Under the Federal Trade Commission's Health Breach Notification Rule, companies that collect personal health information must notify employees if that information becomes compromised or leaked, Dixon says. California also has its own laws which require employers to keep medical records secure and to notify employees in the event of a breach.

In fact, former Sony employees this week filed two different class-action lawsuits against Sony for failing to protect their data and for not notifying them about the hack in a timely manner. They say Sony knew about digital security weaknesses for years and failed to take precautions such as using firewalls, encrypting files, and storing data on protected networks. Sony Pictures did not immediately return Health's requests for comment on the lawsuit.

How to protect yourself

You may not be able to keep all of your health information private from your employers—they have a right to ask for doctor's notes, justification for family leave, or medical information that can directly impact how you do your job—but you can limit what they have access to.

"Read everything before you sign when you're filling out insurance paperwork or anything related to a workplace wellness program," Cartwright-Smith says, "and make sure you understand where your health information is going to be shared."

Dixon says the Sony hack will likely force other companies to take a good look at their own security and will hopefully put new safeguards in place across all industries. To be sure your employer is paying attention, just ask.

"For anyone who has a chronic health condition or who has family with a chronic condition, it's not a terrible thing to go to HR and say, 'I'm really concerned about what happened; what procedures do you have in place to ensure it doesn't happen here?'" Dixon says. "I do believe that most employers at this point are putting it on very high priority to review these procedures."

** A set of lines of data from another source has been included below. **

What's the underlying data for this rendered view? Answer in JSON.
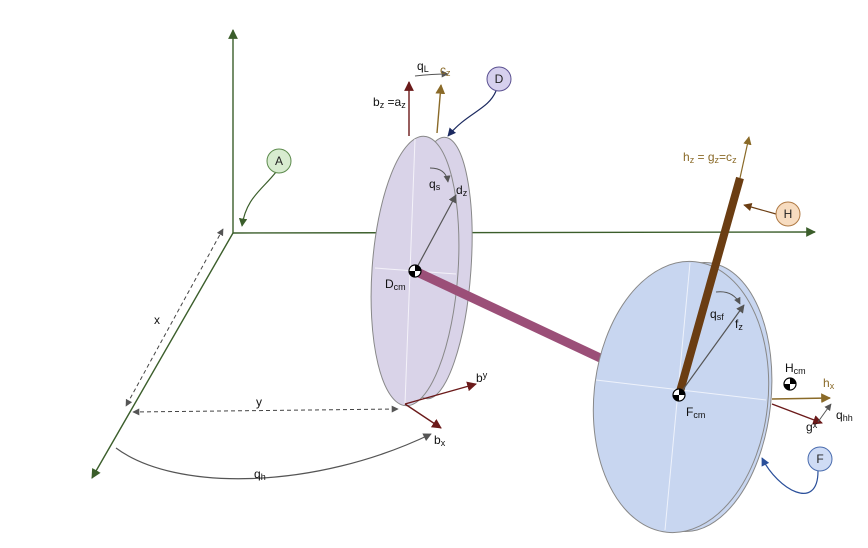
{
  "colors": {
    "axis_green": "#3b5e2b",
    "disk_D": "#d9d3e8",
    "disk_F": "#c8d6f0",
    "rod_DF": "#9b4f78",
    "rod_H": "#6b3d12",
    "vec_dark_red": "#6b1a1a",
    "vec_gold": "#8a6a28",
    "vec_gray": "#555555",
    "tag_A": "#d8ecd0",
    "tag_D": "#d6d0ee",
    "tag_H": "#f7dcc0",
    "tag_F": "#cfdcf5"
  },
  "tags": {
    "A": "A",
    "D": "D",
    "H": "H",
    "F": "F"
  },
  "labels": {
    "x": "x",
    "y": "y",
    "qh_main": "q",
    "qh_sub": "h",
    "qL_main": "q",
    "qL_sub": "L",
    "cz_main": "c",
    "cz_sub": "z",
    "bz_main": "b",
    "bz_sub": "z",
    "bz_eq": " =a",
    "az_sub": "z",
    "qs_main": "q",
    "qs_sub": "s",
    "dz_main": "d",
    "dz_sub": "z",
    "Dcm_main": "D",
    "Dcm_sub": "cm",
    "by_main": "b",
    "by_sub": "y",
    "bx_main": "b",
    "bx_sub": "x",
    "hz_main": "h",
    "hz_sub": "z",
    "hz_eq1": " = g",
    "gz_sub": "z",
    "hz_eq2": "=c",
    "cz2_sub": "z",
    "qsf_main": "q",
    "qsf_sub": "sf",
    "fz_main": "f",
    "fz_sub": "z",
    "Hcm_main": "H",
    "Hcm_sub": "cm",
    "hx_main": "h",
    "hx_sub": "x",
    "Fcm_main": "F",
    "Fcm_sub": "cm",
    "gx_main": "g",
    "gx_sub": "x",
    "qhh_main": "q",
    "qhh_sub": "hh"
  }
}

Employees can also protect themselves by requesting and keeping their own copy of their current medical record from their insurance company and their doctor, Dixon says. That way if someone does steal your health information and use it to seek their own medical treatment—a crime known as medical identity theft—you'll have a "before" copy to help separate legitimate entries from illegal ones.

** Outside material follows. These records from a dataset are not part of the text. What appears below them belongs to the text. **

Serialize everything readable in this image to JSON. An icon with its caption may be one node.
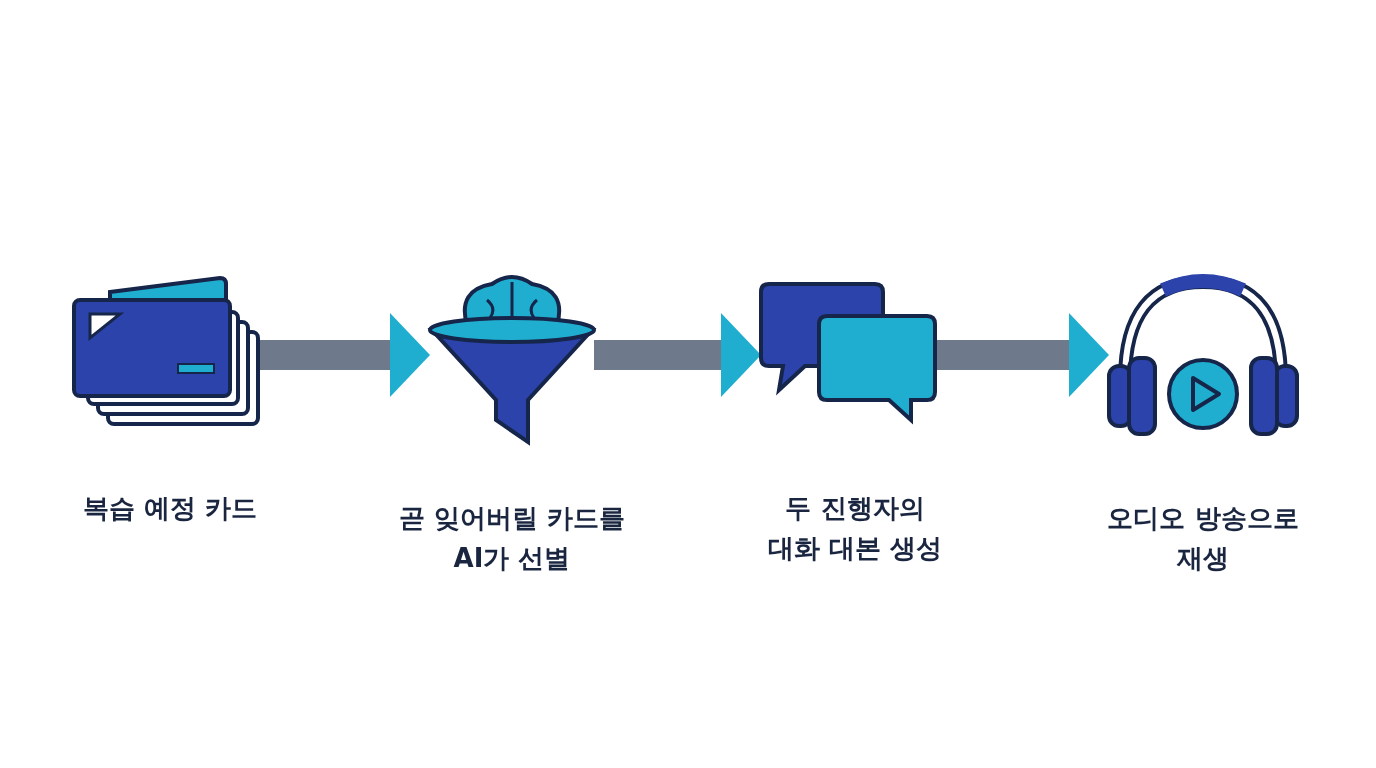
{
  "diagram": {
    "nodes": [
      {
        "text": [
          "복습 예정 카드"
        ]
      },
      {
        "text": [
          "곧 잊어버릴 카드를 AI가 선별"
        ]
      },
      {
        "text": [
          "두 진행자의 대화 대본 생성"
        ]
      },
      {
        "text": [
          "오디오 방송으로 재생"
        ]
      }
    ],
    "edges": [
      {
        "from": 0,
        "to": 1,
        "arrow": "to"
      },
      {
        "from": 1,
        "to": 2,
        "arrow": "to"
      },
      {
        "from": 2,
        "to": 3,
        "arrow": "to"
      }
    ]
  }
}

Keeping private health information off social media can also protect you in the event that your medical records are hacked or shared unlawfully, Dixon says. "If you've posted information somewhere else in the past that wasn't secured, you may lose a lot of your confidentiality rights."

Finally, she says, don't include personal information in work correspondences and avoid discussing serious health issues with coworkers. "If there's a casual conversation around the water cooler, no problem—but just keep it light, and keep it out of email."